L’analyse des expectorations (crachats) ou du sang pour identifier le micro-organisme responsable de la pneumonie n’est pratiquée qu’au cours des hospitalisations. Dans certains cas, il est nécessaire de pratiquer un lavage broncho-alvéolaire pour parvenir à recueillir les micro-organismes : sous anesthésie, un tube fin est inséré dans une bronche, du sérum physiologique stérile y est injecté, puis aspiré et mis en culture. L’identification des micro-organismes responsables de la pneumonie n’est possible que dans la moitié des cas.


Le traitement des pneumonies varie selon leur cause. Dans tous les cas, si les symptômes persistent ou s'aggravent après trois ou quatre jours de traitement, une nouvelle consultation s'impose. De même, si les crachats contiennent du sang ou ont une odeur nauséabonde.

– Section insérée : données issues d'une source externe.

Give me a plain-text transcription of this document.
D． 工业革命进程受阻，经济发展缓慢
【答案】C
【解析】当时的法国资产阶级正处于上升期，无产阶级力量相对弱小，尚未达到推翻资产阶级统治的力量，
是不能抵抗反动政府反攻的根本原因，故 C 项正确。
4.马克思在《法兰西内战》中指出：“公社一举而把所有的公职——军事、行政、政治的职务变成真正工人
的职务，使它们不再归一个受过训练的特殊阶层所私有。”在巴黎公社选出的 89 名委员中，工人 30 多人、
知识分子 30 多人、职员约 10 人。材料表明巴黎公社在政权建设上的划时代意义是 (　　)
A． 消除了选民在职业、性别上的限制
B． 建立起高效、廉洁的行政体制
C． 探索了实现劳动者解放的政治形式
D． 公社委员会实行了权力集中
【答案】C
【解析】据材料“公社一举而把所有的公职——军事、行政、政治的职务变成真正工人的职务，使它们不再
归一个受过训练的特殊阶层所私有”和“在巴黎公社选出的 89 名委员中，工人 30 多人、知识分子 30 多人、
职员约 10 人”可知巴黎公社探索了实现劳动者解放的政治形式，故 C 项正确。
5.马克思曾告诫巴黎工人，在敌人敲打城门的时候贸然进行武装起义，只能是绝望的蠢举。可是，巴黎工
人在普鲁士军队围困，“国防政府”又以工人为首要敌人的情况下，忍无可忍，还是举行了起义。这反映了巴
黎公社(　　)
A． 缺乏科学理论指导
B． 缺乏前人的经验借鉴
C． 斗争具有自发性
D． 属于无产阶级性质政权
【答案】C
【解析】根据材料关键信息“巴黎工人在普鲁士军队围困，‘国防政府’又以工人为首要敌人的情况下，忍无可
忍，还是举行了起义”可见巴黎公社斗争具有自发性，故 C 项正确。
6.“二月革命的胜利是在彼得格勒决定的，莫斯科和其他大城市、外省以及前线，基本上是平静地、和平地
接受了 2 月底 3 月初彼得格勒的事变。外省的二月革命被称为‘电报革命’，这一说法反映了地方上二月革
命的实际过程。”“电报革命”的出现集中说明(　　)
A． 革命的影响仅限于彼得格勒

Le traitement des pneumonies virales

Le traitement des pneumonies virales consiste essentiellement à surveiller leur évolution et à soulager la fièvre et les douleurs avec du paracétamol.

Pour améliorer le confort du malade, il est recommandé de rester en position assise ou semi-assise, même pour dormir. Le repos est indispensable, ainsi qu’une bonne hydratation. Dans certains cas, le médecin peut prescrire des séances de kinésithérapie respiratoire pour dégager les bronches et améliorer le confort respiratoire.

Dans le cas de la grippe, et si les symptômes sont particulièrement sévères, le médecin peut prescrire un traitement antiviral (oseltamivir, zanamivir). De plus, certaines pneumonies virales opportunistes sont traitées par des traitements antiviraux spécifiques (ganciclovir).

Le traitement des pneumonies bactériennes et à mycoplasmes

Le traitement des pneumonies bactériennes et de celles dues à des mycoplasmes repose sur la prescription d’antibiotiques dès le diagnostic. Le traitement antibiotique dure habituellement une ou deux semaines et doit être pris sans oubli et pour toute la durée du traitement. Mal traitée, une pneumonie bactérienne rechute fréquemment. Les mesures générales indiquées pour les pneumonies virales s’appliquent également aux pneumonies bactériennes.

Quatre à six semaines après la fin du traitement antibiotique, le médecin prescrit une radiographie de contrôle pour vérifier l’état des poumons.

Le traitement des autres pneumonies

Les pneumonies dues à des champignons microscopiques ou au bacille de la tuberculose sont traitées avec des médicaments antifongiques ou antituberculeux spécifiques. La durée du traitement est plus longue que pour les autres formes de pneumonies infectieuses.